If you are wishing to be healthy and vigorous, you must be in healthy conditions; and to be in healthy conditions you must have Christ in view by the Spirit, and then it is that your constitution is formed by that which you enjoy in Christ as Christ is known to us. In human things it may be said that a wife lives by her husband. God has subjected the wife to the husband, and the husband is to love the wife, and, properly speaking, the wife lives morally by the love of the husband; and, on the other hand, the husband is known in the wife, not the wife in the husband. We get that thought at the end of Proverbs. A faithful wife is depicted, and the comment is, that the husband is known by her in the gates. If all of us were kept by the Spirit in the light of Christ (because “the darkness is passing, and the true light now shines”), what would be the result? The character of Christ would come out in us, and we should be marked down here by three qualities — truth and meekness and righteousness. I speak of these because I find them to be connected with the Lord Himself; and those who are living by Christ, in the light of our Sun, in conditions favourable to spiritual life (as it is possible now to live by the Spirit), will come out in truth and meekness and righteousness. These would be exemplified in the saints down here.
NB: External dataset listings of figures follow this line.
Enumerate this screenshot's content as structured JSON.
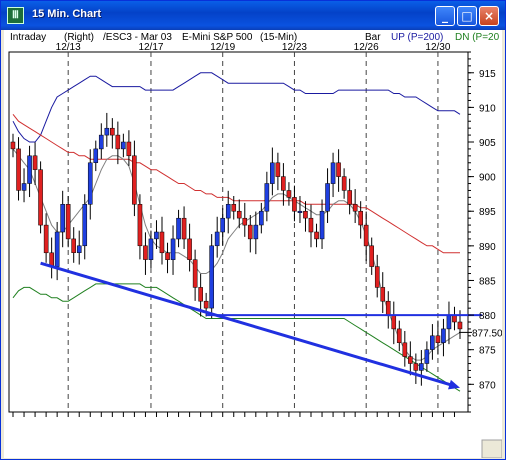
{
  "window": {
    "title": "15 Min. Chart",
    "icon": "chart-app-icon",
    "buttons": {
      "minimize": "_",
      "maximize": "□",
      "close": "×"
    }
  },
  "header": {
    "left": "Intraday",
    "right_label": "(Right)",
    "symbol": "/ESC3 - Mar 03",
    "name": "E-Mini S&P 500",
    "interval": "(15-Min)",
    "bar_label": "Bar",
    "up_label": "UP (P=200)",
    "dn_label": "DN (P=20"
  },
  "colors": {
    "up_bar": "#1f3fe0",
    "down_bar": "#e02020",
    "upper_band": "#1a1aa0",
    "lower_band": "#208020",
    "ma_long": "#d03030",
    "ma_short": "#808080",
    "trendline": "#2030e0",
    "support": "#2030e0"
  },
  "chart_data": {
    "type": "candlestick",
    "x_tick_labels": [
      "12/13",
      "12/17",
      "12/19",
      "12/23",
      "12/26",
      "12/30"
    ],
    "ylim": [
      866,
      918
    ],
    "y_ticks": [
      870,
      875,
      880,
      885,
      890,
      895,
      900,
      905,
      910,
      915
    ],
    "y_tick_labels": [
      "870",
      "875",
      "880",
      "885",
      "890",
      "895",
      "900",
      "905",
      "910",
      "915"
    ],
    "price_marker": "877.50",
    "support_level": 880,
    "trendline": {
      "from": {
        "bar": 5,
        "y": 887.5
      },
      "to": {
        "bar": 81,
        "y": 869.5
      }
    },
    "bars_count": 82,
    "close": [
      904,
      898,
      899,
      903,
      901,
      893,
      889,
      887,
      892,
      896,
      891,
      889,
      890,
      896,
      902,
      904,
      906,
      907,
      906,
      904,
      905,
      903,
      896,
      890,
      888,
      891,
      892,
      889,
      888,
      891,
      894,
      891,
      888,
      884,
      882,
      881,
      890,
      892,
      894,
      896,
      895,
      894,
      893,
      891,
      893,
      895,
      899,
      902,
      900,
      898,
      897,
      895,
      895,
      894,
      892,
      891,
      895,
      899,
      902,
      900,
      898,
      896,
      895,
      893,
      890,
      887,
      884,
      882,
      880,
      878,
      876,
      874,
      873,
      872,
      873,
      875,
      877,
      876,
      878,
      880,
      879,
      878
    ],
    "upper_band": [
      908,
      906.5,
      905.5,
      905,
      905,
      906,
      908,
      910,
      911.5,
      912,
      912.5,
      913,
      913.5,
      914,
      914.5,
      914.5,
      914,
      913.5,
      913,
      913,
      913,
      913,
      913,
      913,
      912.5,
      912.5,
      912.5,
      912.5,
      912.5,
      912.5,
      913,
      913.5,
      914,
      914.5,
      915,
      915,
      915,
      914.5,
      914,
      913.5,
      913.5,
      913.5,
      913.5,
      913.5,
      913.5,
      913.5,
      913.5,
      913.5,
      913.5,
      913.5,
      913,
      912.5,
      912.5,
      912,
      912,
      912,
      912,
      912,
      912,
      912.5,
      912.5,
      912.5,
      912.5,
      912.5,
      912.5,
      912.5,
      912.5,
      912.5,
      912.5,
      912,
      912,
      911.5,
      911.5,
      911.5,
      911,
      910.5,
      910,
      909.5,
      909.5,
      909.5,
      909.5,
      909
    ],
    "lower_band": [
      882.5,
      883.5,
      884,
      884,
      883.5,
      883,
      883,
      882.5,
      882.5,
      882,
      882,
      882.5,
      883,
      883.5,
      884,
      884.5,
      884.5,
      884.5,
      884.5,
      884.5,
      884.5,
      884.5,
      884.5,
      884.5,
      884,
      884,
      884,
      883.5,
      883,
      882.5,
      882,
      881.5,
      881,
      880.5,
      880,
      879.5,
      879.5,
      879.5,
      879.5,
      879.5,
      879.5,
      879.5,
      879.5,
      879.5,
      879.5,
      879.5,
      879.5,
      879.5,
      879.5,
      879.5,
      879.5,
      879.5,
      879.5,
      879.5,
      879.5,
      879.5,
      879.5,
      879.5,
      879.5,
      879.5,
      879.5,
      879,
      878.5,
      878,
      877.5,
      877,
      876.5,
      876,
      875.5,
      875,
      874.5,
      874,
      873.5,
      873,
      872.5,
      872,
      871.5,
      871,
      870.5,
      870,
      869.5,
      869
    ],
    "ma_long": [
      909,
      908,
      907.5,
      907,
      906.5,
      906,
      905.5,
      905,
      904.5,
      904,
      903.5,
      903.5,
      903,
      903,
      902.5,
      902.5,
      902.5,
      902.5,
      902.5,
      902.5,
      902.5,
      902.5,
      902,
      902,
      901.5,
      901,
      901,
      900.5,
      900,
      899.5,
      899,
      899,
      898.5,
      898,
      898,
      897.5,
      897.5,
      897,
      897,
      897,
      896.5,
      896.5,
      896.5,
      896.5,
      896.5,
      896.5,
      896.5,
      896.5,
      896.5,
      896.5,
      896.5,
      896.5,
      896.5,
      896,
      896,
      896,
      896,
      896,
      896,
      896,
      896,
      896,
      896,
      895.5,
      895.5,
      895,
      894.5,
      894,
      893.5,
      893,
      892.5,
      892,
      891.5,
      891,
      890.5,
      890,
      890,
      889.5,
      889,
      889,
      889,
      889
    ],
    "ma_short": [
      904,
      903,
      902,
      901,
      899,
      897,
      895,
      893,
      892,
      892,
      893,
      894,
      895,
      896,
      897,
      899,
      901,
      902.5,
      903,
      903,
      902.5,
      901.5,
      899,
      896,
      893,
      891,
      890,
      889.5,
      889,
      889,
      889,
      888.5,
      888,
      887,
      886,
      886,
      886.5,
      887.5,
      889,
      891,
      892,
      893,
      893.5,
      894,
      894.5,
      895,
      896,
      897,
      897.5,
      897.5,
      897,
      896.5,
      896,
      895.5,
      895,
      894.5,
      894.5,
      895,
      896,
      896.5,
      896.5,
      896,
      895,
      893.5,
      891.5,
      889,
      886,
      883,
      880.5,
      878.5,
      876.5,
      875,
      874,
      873.5,
      873.5,
      874,
      875,
      875.5,
      876,
      876.5,
      877,
      877.5
    ]
  }
}
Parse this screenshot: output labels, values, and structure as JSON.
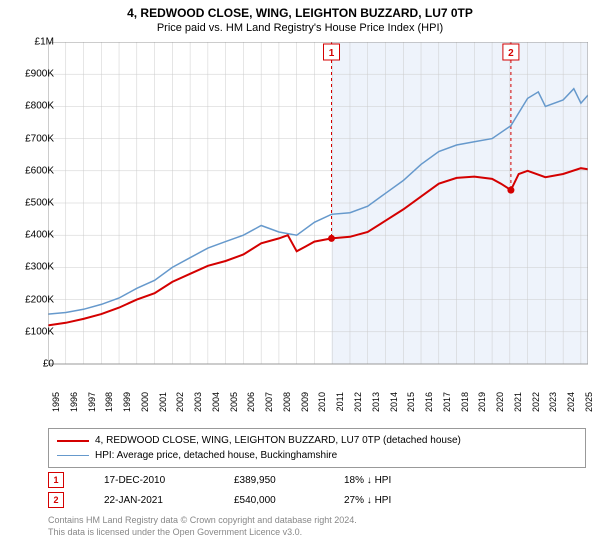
{
  "title": "4, REDWOOD CLOSE, WING, LEIGHTON BUZZARD, LU7 0TP",
  "subtitle": "Price paid vs. HM Land Registry's House Price Index (HPI)",
  "chart": {
    "type": "line",
    "background_color": "#ffffff",
    "grid_color": "#cccccc",
    "highlight_band": {
      "from": 2010.96,
      "to": 2025.4,
      "color": "#eef3fb"
    },
    "xlim": [
      1995,
      2025.4
    ],
    "ylim": [
      0,
      1000000
    ],
    "xticks": [
      1995,
      1996,
      1997,
      1998,
      1999,
      2000,
      2001,
      2002,
      2003,
      2004,
      2005,
      2006,
      2007,
      2008,
      2009,
      2010,
      2011,
      2012,
      2013,
      2014,
      2015,
      2016,
      2017,
      2018,
      2019,
      2020,
      2021,
      2022,
      2023,
      2024,
      2025
    ],
    "yticks": [
      {
        "v": 0,
        "label": "£0"
      },
      {
        "v": 100000,
        "label": "£100K"
      },
      {
        "v": 200000,
        "label": "£200K"
      },
      {
        "v": 300000,
        "label": "£300K"
      },
      {
        "v": 400000,
        "label": "£400K"
      },
      {
        "v": 500000,
        "label": "£500K"
      },
      {
        "v": 600000,
        "label": "£600K"
      },
      {
        "v": 700000,
        "label": "£700K"
      },
      {
        "v": 800000,
        "label": "£800K"
      },
      {
        "v": 900000,
        "label": "£900K"
      },
      {
        "v": 1000000,
        "label": "£1M"
      }
    ],
    "series": [
      {
        "name": "hpi",
        "label": "HPI: Average price, detached house, Buckinghamshire",
        "color": "#6699cc",
        "width": 1.5,
        "points": [
          [
            1995,
            155000
          ],
          [
            1996,
            160000
          ],
          [
            1997,
            170000
          ],
          [
            1998,
            185000
          ],
          [
            1999,
            205000
          ],
          [
            2000,
            235000
          ],
          [
            2001,
            260000
          ],
          [
            2002,
            300000
          ],
          [
            2003,
            330000
          ],
          [
            2004,
            360000
          ],
          [
            2005,
            380000
          ],
          [
            2006,
            400000
          ],
          [
            2007,
            430000
          ],
          [
            2008,
            410000
          ],
          [
            2009,
            400000
          ],
          [
            2010,
            440000
          ],
          [
            2010.96,
            465000
          ],
          [
            2012,
            470000
          ],
          [
            2013,
            490000
          ],
          [
            2014,
            530000
          ],
          [
            2015,
            570000
          ],
          [
            2016,
            620000
          ],
          [
            2017,
            660000
          ],
          [
            2018,
            680000
          ],
          [
            2019,
            690000
          ],
          [
            2020,
            700000
          ],
          [
            2021.06,
            740000
          ],
          [
            2022,
            825000
          ],
          [
            2022.6,
            845000
          ],
          [
            2023,
            800000
          ],
          [
            2024,
            820000
          ],
          [
            2024.6,
            855000
          ],
          [
            2025,
            810000
          ],
          [
            2025.4,
            835000
          ]
        ]
      },
      {
        "name": "property",
        "label": "4, REDWOOD CLOSE, WING, LEIGHTON BUZZARD, LU7 0TP (detached house)",
        "color": "#d40000",
        "width": 2,
        "points": [
          [
            1995,
            120000
          ],
          [
            1996,
            128000
          ],
          [
            1997,
            140000
          ],
          [
            1998,
            155000
          ],
          [
            1999,
            175000
          ],
          [
            2000,
            200000
          ],
          [
            2001,
            220000
          ],
          [
            2002,
            255000
          ],
          [
            2003,
            280000
          ],
          [
            2004,
            305000
          ],
          [
            2005,
            320000
          ],
          [
            2006,
            340000
          ],
          [
            2007,
            375000
          ],
          [
            2008,
            390000
          ],
          [
            2008.5,
            400000
          ],
          [
            2009,
            350000
          ],
          [
            2009.5,
            365000
          ],
          [
            2010,
            380000
          ],
          [
            2010.96,
            389950
          ],
          [
            2012,
            395000
          ],
          [
            2013,
            410000
          ],
          [
            2014,
            445000
          ],
          [
            2015,
            480000
          ],
          [
            2016,
            520000
          ],
          [
            2017,
            560000
          ],
          [
            2018,
            578000
          ],
          [
            2019,
            582000
          ],
          [
            2020,
            575000
          ],
          [
            2020.5,
            560000
          ],
          [
            2021.06,
            540000
          ],
          [
            2021.5,
            590000
          ],
          [
            2022,
            600000
          ],
          [
            2023,
            580000
          ],
          [
            2024,
            590000
          ],
          [
            2025,
            608000
          ],
          [
            2025.4,
            605000
          ]
        ]
      }
    ],
    "sale_markers": [
      {
        "n": 1,
        "x": 2010.96,
        "y": 389950
      },
      {
        "n": 2,
        "x": 2021.06,
        "y": 540000
      }
    ],
    "marker_color": "#d40000",
    "marker_line_color": "#d40000"
  },
  "sales": [
    {
      "n": "1",
      "date": "17-DEC-2010",
      "price": "£389,950",
      "delta": "18% ↓ HPI"
    },
    {
      "n": "2",
      "date": "22-JAN-2021",
      "price": "£540,000",
      "delta": "27% ↓ HPI"
    }
  ],
  "footer1": "Contains HM Land Registry data © Crown copyright and database right 2024.",
  "footer2": "This data is licensed under the Open Government Licence v3.0."
}
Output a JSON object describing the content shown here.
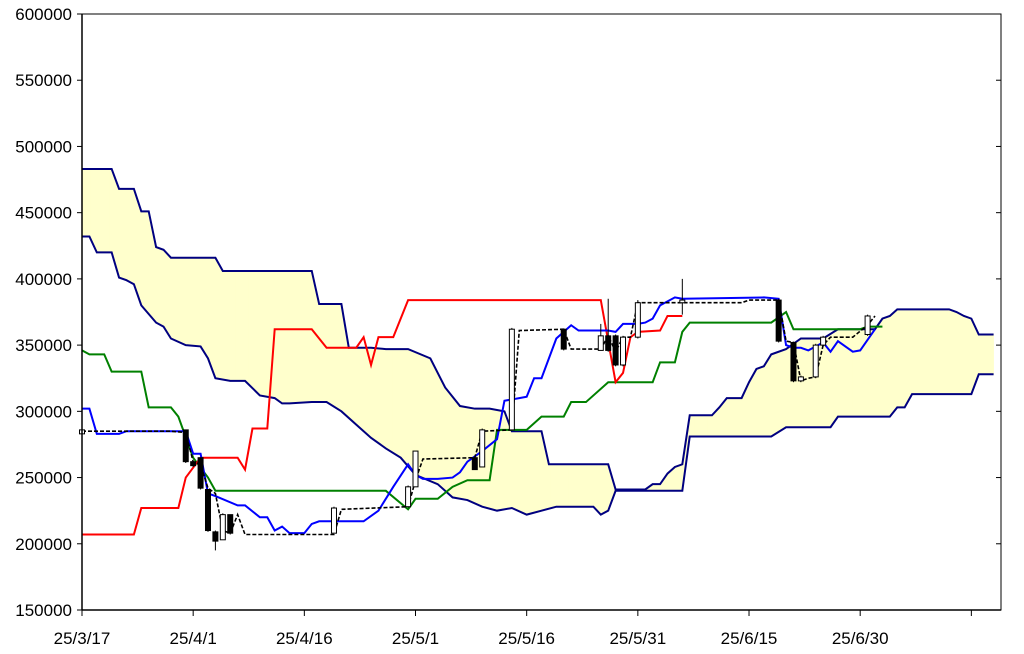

As regards truth, the affections are regulated by truth, and no affection is disproportionate if truth has its place. Then what marks the Christian is meekness, because if affections are in activity in every right direction, the Christian will not be marked by haughtiness. Then there is righteousness, that is, fidelity in every relationship in which it has pleased God to place the Christian. Clever as men may be (and men are clever), there never was a [p. 215] man in the world that could give you any clear and definite idea of truth and meekness and righteousness. You can get no conception of them except in Christ.
The gain we have in having Christ as Forerunner is that we are linked with the Forerunner, and in the future the Husband will be known in the bride. The bride will be in all the brightness of the Bridegroom; the glory of God is there, and “her light like unto a stone most precious”. The peculiarity of the church is dependent, partly on the calling of God, but even more, in a way, on the link which subsists at this moment between the Forerunner and the many sons whom God is bringing to glory.
There is an education that is going on in the people of God, which is fitting them for the part to be enacted in them in the world to come. The church will be carried up to heaven to be presented in heaven. Christ will present the entire heavenly company there. There would be a great lack if He did not present the church in heavenly array, “not having spot or wrinkle or any such thing”. But the holy city will come out, and the Bridegroom will be known in the bride in that day. In principle this is true now. If we “lived by Him”, in the light and warmth of our blessed Sun, depend upon it that He would be known in us, we should be characterised by truth, meekness, righteousness, gentleness — all that is of Him.